Çok kazanandan çok az kazanandan az vergi alınmalıdır.
Gelir vergisi tarife basamakları ve oranları acil olarak güncellenmelidir.
Ücretliler için düzenlenen gelir vergisi tarifesinin ilk dilimi 2024 yılı için
110 bin TL olarak belirlenmiştir.
Geçmiş yıllarda yılın son aylarına kadar ikinci vergi dilimine girmeyen
birçok işçi, günümüzde Mart ayında ikinci vergi dilimine girmektedir.
Yılda fazladan bir buçuk aylık ücretini vergi olarak ödemektedir.
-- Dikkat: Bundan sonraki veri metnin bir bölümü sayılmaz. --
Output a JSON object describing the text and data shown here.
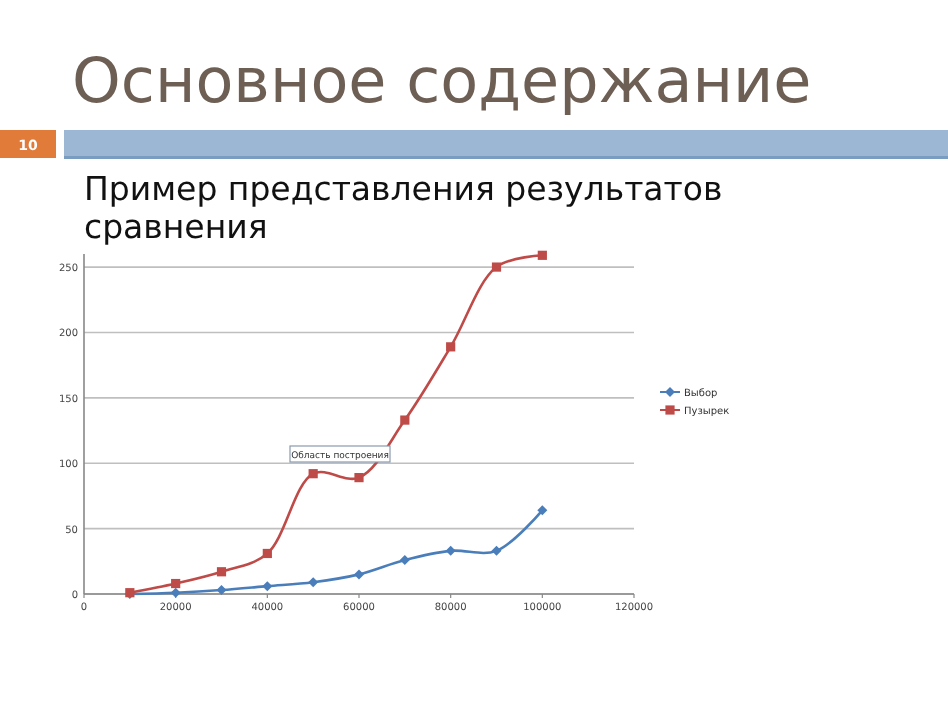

Gelir vergisi tarifesi ilk basamağı, geçmiş yıllarda olduğu gibi, brüt asgari
ücretin 12 katından az olmamalıdır.
İşçi ücretlerinin üzerindeki vergi yükü azaltılmalıdır.
İşçiler hem kaynaktan kesilen doğrudan vergi hem de harcamalar yoluyla
dolaylı vergi ödemektedir.
İşçiler üzerindeki doğrudan ve dolaylı vergiler azaltılmalıdır.
Gelir vergisi oranı bütün işçiler için yüzde 15’de sabitlenmelidir.
İşçilerin sosyal haklarından vergi kesilmemelidir.
Değerli Arkadaşlar,
2023 Yılı Kamu Toplu İş Sözleşmeleri Çerçeve Anlaşma Protokolü
kapsamında imzalanan toplu iş sözleşmelerinin birçoğunun yürürlük
başlangıç tarihleri farklıdır.
Enflasyonun yüksek olması sebebiyle, sözleşme başlangıç tarihleri
arasındaki bir aylık zaman farkı dahi ücret zammı açısından sorun
olmaktadır.
Enflasyon hareketlerinin çok fazla olduğu bu ekonomik ortamda, çerçeve
protokolü imzalanırken ücretler arasında sağlanan denge bozulmaktadır.
Çerçeve protokol kapsamındaki işçileri doğrudan etkileyen bu sorun
işyerlerinde huzursuzluğa yol açmaktadır.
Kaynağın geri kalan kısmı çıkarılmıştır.